【代表-J選抜】カズが救った

チームとグループの違いは、目的が共有されているかどうかだ。その意味で日本代表はチームだったが、Jリーグ選抜は良い選手が揃っていながらチームにはなれていなかった。パスの出し手は、受け手の動きや意図が見えていなければチャンスが作れない。コンディションもよくなかったのだろう。突然の震災で試合も練習も予定通りにならない環境では、それも致し方ない。

本来はキリンチャレンジとしてモンテネグロ代表とニュージーランド代表を迎えるはずだった。チャリティマッチとしての開催に変更になったものの、ニュージーランドは結局来日しなかった。会場を長居に移して「復興支援試合」として行うというスタンスは素晴らしいが、代表の強化にもならず、観客も楽しめないのではどうしようもない。前半に代表が2点を挙げ、J選抜の小野も小笠原も精彩を欠いた。ザッケローニが控えメンバーを次々とピッチに送り出したとき、この試合の興味は失われていたのだ。

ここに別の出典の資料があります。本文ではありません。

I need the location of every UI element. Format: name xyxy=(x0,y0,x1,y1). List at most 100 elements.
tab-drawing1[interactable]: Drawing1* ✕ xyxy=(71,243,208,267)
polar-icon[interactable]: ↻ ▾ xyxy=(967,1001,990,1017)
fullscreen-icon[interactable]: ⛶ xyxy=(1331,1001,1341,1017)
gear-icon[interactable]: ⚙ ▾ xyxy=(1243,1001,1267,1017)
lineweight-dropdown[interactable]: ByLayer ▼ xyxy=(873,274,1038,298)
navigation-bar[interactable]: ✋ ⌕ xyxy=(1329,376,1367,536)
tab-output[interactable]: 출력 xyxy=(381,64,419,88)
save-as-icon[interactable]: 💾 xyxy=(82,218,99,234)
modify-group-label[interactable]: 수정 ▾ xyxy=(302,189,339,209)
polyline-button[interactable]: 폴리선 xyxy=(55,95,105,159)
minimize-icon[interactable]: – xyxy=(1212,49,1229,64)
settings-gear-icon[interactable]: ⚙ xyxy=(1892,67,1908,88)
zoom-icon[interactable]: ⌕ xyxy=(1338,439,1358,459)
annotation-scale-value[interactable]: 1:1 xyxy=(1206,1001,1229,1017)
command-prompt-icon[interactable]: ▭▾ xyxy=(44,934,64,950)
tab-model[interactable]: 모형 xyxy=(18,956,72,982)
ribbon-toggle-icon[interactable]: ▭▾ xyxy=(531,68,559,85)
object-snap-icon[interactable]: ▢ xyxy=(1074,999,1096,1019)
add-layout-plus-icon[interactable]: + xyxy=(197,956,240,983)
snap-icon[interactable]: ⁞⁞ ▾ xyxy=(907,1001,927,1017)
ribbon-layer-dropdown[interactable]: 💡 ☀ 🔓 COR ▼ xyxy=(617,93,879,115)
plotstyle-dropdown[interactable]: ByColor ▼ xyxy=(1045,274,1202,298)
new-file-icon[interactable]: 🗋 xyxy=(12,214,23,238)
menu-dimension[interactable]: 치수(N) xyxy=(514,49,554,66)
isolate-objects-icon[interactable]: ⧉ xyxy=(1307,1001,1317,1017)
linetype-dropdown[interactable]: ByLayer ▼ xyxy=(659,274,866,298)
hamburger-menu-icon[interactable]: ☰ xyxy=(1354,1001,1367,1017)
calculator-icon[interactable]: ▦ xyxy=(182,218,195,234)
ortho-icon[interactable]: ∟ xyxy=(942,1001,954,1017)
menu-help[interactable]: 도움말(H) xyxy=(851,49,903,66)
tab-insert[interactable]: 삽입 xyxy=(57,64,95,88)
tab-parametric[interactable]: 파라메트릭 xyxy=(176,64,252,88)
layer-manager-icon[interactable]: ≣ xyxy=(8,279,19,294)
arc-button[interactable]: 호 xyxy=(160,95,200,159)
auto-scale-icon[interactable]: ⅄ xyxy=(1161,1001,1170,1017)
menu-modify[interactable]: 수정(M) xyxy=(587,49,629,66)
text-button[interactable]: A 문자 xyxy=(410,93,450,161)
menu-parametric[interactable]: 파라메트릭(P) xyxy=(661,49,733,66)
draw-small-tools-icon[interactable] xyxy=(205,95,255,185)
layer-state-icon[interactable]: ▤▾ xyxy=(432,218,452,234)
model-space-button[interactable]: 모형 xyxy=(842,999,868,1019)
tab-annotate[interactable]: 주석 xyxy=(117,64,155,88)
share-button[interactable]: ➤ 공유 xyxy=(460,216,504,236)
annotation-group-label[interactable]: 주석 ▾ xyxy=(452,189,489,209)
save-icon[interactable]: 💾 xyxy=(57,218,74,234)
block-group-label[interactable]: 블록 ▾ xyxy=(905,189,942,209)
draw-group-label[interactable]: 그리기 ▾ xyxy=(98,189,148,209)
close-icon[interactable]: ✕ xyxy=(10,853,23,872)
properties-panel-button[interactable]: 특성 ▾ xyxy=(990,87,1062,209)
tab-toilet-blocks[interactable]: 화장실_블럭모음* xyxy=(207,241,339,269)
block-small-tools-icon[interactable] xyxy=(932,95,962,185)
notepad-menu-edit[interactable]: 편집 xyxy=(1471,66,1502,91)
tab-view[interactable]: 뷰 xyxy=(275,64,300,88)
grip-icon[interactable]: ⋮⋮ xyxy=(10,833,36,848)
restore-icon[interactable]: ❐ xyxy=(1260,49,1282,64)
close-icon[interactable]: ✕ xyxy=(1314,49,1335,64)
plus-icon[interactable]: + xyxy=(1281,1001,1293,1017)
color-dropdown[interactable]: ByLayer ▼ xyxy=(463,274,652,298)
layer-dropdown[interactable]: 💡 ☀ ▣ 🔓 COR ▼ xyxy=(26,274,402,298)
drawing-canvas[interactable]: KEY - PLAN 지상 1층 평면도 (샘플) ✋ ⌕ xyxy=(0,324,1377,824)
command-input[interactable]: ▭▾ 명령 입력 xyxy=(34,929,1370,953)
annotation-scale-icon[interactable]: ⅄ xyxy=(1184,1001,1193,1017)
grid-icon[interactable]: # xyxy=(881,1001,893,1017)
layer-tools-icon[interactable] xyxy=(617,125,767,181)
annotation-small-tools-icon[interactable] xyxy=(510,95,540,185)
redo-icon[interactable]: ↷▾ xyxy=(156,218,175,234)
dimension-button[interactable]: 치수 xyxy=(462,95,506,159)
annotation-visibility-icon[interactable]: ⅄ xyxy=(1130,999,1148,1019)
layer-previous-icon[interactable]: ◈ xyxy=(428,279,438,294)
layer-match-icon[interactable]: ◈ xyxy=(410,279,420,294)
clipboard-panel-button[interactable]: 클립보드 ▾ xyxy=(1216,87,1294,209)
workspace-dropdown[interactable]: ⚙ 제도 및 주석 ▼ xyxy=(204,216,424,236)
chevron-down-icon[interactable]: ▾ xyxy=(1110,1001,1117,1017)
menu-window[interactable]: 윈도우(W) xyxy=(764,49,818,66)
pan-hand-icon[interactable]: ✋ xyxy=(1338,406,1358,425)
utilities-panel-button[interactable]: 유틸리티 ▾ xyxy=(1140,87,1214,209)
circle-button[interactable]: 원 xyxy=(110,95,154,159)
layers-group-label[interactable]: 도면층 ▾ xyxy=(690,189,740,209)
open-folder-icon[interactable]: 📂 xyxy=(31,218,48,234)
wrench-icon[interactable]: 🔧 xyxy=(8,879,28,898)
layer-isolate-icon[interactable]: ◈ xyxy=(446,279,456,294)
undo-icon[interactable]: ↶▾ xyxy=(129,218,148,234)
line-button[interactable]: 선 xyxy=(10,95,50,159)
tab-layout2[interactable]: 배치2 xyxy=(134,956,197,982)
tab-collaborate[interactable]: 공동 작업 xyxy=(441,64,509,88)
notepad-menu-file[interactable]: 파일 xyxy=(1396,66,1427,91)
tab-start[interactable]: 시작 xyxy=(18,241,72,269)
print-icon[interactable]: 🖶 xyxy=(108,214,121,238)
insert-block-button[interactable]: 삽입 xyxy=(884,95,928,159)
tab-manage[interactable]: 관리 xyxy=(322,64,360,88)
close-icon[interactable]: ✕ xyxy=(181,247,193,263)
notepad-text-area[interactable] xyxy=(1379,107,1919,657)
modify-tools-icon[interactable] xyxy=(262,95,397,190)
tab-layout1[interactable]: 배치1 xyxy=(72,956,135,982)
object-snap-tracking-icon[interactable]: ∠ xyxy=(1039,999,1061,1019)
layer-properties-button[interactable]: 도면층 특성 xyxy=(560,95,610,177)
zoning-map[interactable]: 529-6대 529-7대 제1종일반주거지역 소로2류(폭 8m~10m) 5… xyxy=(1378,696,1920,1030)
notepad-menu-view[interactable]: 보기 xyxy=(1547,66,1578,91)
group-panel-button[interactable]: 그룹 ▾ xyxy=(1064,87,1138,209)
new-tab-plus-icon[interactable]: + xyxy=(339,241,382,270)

そんな状況を救ったのは、やはりあの男だった。現役にこだわり、代表への未練を隠そうともしないカズこと三浦知良ベガルタ仙台の関口もいいプレーを見せてくれたが、やはりそこは役者としての格が違った。カズのゴールがあったからこそ、このゲームが無駄ではないと言い切れる。ドーハの悲劇を味わい、フランス大会のメンバーから外されても、カズは何かを持っている。輝きは失われてはいなかった!